Узник уже давно научился развеивать наркотический туман беспомощности. Слух и осязание передавали ему все, что происходит рядом, в его комнате.
Чувствовать все – больно, но куда больнее мириться со своим положением: не в его власти было сжать родную руку, вложенную в его. Чувствуя прикосновение губ, мальчика не покидали мысли о том, что он так и останется лежать в своей постели после смерти родителей. И лишь эта мысль могла заставить его опустить руки, сдаться и облегчить всем жизнь.
Но они все чувствовали и всегда, будто по звону колокола, приходили к нему – и он просто не смел их покинуть.
Поздними ночами, когда мама с папой оставляли сына одного, лесная дьяволица приходила им на смену.
Подобно смоле, она выползала из щелей в полу, постепенно заполняя собой дыхание Джима. Когда энергия мальчика окрашивалась в оранжевый, она вновь принималась петь.
Ночи напролет беспощадная ракшаси[14] разрушала свою жертву силой своего голоса: пение заменяло ей возможность причинять физическую боль, а сладострастными речами и мольбами о спасении своей души она причиняла духовные страдания.
В руках Джим-Джима оказалась власть, не предназначенная для человека: подарить грешнику душу, угодную создателю.
Причинить физическую боль касанием было ей не под силу: лишь стоило ей приблизиться к плоти мальчика, ломка, поражающая ее гниющую материю, становилась невыносимой.
Та боль, истязавшая Джима, была другой. Это были душевные муки – игра с его рассудком и сердцем, тем малым, что у него осталось и за что он больше всего сражался.
Но Джим продолжал борьбу, и тогда гостья становилась его истинным мучителем.
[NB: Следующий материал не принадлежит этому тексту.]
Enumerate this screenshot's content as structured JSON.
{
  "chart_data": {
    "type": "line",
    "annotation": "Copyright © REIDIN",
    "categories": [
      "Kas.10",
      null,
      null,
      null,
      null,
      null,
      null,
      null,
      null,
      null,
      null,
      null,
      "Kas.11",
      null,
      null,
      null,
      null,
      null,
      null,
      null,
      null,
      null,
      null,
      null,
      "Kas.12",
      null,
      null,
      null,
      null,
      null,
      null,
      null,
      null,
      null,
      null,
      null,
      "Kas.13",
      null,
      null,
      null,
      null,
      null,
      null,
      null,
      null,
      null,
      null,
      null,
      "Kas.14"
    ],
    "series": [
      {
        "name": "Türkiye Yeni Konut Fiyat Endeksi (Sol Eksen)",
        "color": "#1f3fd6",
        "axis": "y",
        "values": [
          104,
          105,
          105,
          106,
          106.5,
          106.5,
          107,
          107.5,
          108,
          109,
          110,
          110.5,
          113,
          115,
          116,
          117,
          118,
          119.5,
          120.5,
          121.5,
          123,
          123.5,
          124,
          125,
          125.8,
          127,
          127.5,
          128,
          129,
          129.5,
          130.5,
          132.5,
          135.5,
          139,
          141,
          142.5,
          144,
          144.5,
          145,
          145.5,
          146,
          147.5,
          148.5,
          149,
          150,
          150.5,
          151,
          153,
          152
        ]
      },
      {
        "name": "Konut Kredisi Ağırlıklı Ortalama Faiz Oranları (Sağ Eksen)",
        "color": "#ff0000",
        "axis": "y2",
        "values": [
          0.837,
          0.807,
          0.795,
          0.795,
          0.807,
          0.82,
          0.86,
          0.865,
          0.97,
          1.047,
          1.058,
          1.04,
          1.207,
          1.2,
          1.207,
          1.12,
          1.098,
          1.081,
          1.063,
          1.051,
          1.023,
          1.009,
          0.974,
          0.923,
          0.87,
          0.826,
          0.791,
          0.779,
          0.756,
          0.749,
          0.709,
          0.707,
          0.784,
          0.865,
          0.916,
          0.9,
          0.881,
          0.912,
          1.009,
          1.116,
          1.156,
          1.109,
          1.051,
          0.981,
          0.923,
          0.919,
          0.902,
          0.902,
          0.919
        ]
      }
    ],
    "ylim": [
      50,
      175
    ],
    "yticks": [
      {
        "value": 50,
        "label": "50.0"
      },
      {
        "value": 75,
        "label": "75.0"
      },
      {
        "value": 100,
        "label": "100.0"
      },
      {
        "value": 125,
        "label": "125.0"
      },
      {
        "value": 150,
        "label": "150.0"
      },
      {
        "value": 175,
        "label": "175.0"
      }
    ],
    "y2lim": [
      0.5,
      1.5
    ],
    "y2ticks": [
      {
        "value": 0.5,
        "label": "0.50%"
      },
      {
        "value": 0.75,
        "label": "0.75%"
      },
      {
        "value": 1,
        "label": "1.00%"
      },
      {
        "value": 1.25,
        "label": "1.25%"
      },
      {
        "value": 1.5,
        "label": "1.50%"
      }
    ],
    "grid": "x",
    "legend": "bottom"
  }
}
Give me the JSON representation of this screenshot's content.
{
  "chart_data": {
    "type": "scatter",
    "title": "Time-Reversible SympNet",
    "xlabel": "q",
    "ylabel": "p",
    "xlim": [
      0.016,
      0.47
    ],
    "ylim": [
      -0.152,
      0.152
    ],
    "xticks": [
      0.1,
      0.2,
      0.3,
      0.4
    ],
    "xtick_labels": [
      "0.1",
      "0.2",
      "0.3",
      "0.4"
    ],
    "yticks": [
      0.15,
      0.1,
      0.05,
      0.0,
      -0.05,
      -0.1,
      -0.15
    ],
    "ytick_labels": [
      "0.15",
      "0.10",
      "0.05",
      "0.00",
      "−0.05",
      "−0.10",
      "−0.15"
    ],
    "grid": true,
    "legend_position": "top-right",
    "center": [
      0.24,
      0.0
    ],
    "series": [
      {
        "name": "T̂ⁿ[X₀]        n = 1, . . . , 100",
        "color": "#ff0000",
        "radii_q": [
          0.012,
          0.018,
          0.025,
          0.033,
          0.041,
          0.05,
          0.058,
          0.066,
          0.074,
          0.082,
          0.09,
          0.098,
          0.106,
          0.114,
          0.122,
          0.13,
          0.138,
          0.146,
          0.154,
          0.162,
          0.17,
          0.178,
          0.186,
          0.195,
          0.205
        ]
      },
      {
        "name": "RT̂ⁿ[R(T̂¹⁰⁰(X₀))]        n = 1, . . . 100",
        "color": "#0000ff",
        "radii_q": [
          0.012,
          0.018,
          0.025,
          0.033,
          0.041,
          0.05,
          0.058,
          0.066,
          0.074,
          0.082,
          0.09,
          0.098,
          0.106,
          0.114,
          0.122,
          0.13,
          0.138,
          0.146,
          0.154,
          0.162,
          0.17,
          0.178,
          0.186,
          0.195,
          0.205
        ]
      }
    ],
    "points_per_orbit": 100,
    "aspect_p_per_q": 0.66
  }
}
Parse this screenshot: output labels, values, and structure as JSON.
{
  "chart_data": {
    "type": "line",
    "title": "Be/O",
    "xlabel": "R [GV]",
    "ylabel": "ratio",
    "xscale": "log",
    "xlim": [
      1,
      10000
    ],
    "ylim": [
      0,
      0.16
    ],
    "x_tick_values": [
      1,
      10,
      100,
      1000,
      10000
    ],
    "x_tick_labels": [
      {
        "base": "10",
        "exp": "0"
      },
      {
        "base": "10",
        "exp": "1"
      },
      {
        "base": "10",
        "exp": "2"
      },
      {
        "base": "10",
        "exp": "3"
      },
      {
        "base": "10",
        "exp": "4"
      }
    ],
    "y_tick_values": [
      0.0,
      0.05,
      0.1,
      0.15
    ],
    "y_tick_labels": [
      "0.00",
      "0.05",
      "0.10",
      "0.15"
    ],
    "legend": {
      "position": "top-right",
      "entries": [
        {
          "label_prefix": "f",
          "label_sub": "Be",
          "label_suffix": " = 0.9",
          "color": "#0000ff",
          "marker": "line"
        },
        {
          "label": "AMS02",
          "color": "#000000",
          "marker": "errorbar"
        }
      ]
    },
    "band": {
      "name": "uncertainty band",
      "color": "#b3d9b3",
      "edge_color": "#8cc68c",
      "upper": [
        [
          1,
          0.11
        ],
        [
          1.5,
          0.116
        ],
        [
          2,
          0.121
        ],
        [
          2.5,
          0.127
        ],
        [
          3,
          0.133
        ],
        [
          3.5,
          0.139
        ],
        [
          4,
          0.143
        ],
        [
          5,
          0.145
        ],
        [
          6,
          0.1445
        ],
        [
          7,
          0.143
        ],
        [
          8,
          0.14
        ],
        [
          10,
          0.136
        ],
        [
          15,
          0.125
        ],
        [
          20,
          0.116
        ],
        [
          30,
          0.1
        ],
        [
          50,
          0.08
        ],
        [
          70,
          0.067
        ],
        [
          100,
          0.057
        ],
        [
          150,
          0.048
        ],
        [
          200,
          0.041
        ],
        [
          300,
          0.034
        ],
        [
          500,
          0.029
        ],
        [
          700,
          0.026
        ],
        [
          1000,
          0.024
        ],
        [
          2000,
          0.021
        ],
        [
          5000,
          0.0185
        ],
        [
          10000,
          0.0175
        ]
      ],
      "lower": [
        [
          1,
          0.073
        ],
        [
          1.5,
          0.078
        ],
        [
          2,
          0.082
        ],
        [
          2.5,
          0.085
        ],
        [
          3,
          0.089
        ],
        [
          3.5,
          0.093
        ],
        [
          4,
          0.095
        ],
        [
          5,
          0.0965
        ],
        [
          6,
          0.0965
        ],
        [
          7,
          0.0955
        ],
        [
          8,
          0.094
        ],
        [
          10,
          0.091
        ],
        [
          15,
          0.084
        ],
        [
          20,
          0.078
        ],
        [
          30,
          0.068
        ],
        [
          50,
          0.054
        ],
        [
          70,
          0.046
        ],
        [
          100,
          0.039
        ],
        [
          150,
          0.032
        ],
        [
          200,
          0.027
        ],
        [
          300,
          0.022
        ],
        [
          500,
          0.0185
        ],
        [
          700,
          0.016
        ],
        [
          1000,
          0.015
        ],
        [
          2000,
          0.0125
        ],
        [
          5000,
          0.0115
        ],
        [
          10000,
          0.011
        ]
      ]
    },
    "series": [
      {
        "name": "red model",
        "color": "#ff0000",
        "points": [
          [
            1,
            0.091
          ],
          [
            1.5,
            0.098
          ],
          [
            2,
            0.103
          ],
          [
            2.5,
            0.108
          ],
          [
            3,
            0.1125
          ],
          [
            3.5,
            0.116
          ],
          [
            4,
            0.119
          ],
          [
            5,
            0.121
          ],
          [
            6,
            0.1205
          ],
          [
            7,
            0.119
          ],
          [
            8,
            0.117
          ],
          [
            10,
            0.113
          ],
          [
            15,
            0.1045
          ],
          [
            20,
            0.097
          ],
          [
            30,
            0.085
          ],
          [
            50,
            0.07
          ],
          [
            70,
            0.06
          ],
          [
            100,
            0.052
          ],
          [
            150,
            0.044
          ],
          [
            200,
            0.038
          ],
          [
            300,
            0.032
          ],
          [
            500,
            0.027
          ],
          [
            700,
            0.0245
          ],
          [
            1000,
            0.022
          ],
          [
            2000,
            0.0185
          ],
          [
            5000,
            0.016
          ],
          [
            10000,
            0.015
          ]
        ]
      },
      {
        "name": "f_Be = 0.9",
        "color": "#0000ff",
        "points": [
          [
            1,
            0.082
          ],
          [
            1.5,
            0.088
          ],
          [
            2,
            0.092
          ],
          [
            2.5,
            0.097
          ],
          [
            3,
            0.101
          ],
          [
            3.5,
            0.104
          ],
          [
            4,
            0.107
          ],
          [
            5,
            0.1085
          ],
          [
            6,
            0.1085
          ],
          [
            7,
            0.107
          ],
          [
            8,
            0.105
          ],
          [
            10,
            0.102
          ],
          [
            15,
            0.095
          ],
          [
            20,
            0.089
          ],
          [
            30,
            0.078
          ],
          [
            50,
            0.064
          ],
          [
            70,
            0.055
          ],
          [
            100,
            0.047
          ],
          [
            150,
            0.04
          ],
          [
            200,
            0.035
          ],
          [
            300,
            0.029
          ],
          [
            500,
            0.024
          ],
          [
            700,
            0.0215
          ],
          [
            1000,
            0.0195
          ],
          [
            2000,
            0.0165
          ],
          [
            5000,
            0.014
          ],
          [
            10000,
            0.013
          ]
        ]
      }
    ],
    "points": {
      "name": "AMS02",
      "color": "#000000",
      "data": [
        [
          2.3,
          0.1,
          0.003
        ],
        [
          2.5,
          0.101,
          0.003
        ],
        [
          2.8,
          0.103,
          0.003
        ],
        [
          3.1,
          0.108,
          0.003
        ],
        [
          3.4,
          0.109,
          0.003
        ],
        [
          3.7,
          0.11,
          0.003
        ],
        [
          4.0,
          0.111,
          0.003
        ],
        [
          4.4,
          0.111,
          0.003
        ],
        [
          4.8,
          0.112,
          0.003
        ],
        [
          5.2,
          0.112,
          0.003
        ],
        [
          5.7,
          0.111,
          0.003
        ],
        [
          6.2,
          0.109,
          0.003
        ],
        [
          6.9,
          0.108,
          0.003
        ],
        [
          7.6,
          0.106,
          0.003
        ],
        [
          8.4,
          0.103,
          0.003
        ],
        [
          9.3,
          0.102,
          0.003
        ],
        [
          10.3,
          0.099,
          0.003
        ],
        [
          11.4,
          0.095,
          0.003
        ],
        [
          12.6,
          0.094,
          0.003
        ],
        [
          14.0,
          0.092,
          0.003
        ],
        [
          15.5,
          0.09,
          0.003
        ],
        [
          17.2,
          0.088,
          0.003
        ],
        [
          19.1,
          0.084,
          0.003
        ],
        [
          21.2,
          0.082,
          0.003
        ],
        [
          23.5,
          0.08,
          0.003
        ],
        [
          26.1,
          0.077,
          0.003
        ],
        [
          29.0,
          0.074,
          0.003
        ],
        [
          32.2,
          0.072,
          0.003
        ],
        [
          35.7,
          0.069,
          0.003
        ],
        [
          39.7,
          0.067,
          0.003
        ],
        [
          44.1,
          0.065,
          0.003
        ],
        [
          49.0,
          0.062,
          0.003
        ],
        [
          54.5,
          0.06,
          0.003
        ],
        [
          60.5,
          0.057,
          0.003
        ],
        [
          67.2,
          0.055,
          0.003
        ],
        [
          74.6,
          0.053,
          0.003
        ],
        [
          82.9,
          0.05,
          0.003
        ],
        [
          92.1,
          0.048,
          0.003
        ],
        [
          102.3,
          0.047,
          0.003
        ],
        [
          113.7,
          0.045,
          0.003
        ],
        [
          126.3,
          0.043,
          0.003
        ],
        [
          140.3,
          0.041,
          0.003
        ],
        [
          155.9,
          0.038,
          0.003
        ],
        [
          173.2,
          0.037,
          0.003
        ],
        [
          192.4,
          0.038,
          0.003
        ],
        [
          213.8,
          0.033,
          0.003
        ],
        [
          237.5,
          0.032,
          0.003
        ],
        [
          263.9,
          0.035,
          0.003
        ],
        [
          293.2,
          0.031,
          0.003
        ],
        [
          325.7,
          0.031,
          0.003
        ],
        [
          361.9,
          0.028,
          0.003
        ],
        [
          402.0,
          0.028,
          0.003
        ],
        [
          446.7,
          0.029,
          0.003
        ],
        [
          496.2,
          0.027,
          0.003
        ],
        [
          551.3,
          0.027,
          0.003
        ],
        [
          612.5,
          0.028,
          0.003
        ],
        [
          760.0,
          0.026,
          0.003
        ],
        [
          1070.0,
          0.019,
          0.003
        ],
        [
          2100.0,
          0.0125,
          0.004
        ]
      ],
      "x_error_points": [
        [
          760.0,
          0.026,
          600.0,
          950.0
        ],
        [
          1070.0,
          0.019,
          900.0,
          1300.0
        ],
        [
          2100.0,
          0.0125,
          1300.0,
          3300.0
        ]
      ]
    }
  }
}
Отбросив песни, просьбы и мольбы, направляя руку к небу, подобно пиратскому флагу, – ее легкие выдавали нечеловеческий мелос[15], заменявший грешной душе охотничьего цербера, истязавшего душу запертого в собственном теле ребенка.
Имя его Минотавру – Амала, и она всегда сидит подле него в тени: не отходя ни на шаг, как сторожевой пёс, охраняет покой своего узника, не позволяя открыть глаза.
14
В индуизме и буддизме так называют демонов, людоедов и злых духов женского пола.
15
В Древней Греции напев, мелодия. В XIX–XX вв. термин «мелос» применяется для обозначения текучести и протяженности мелодического развития.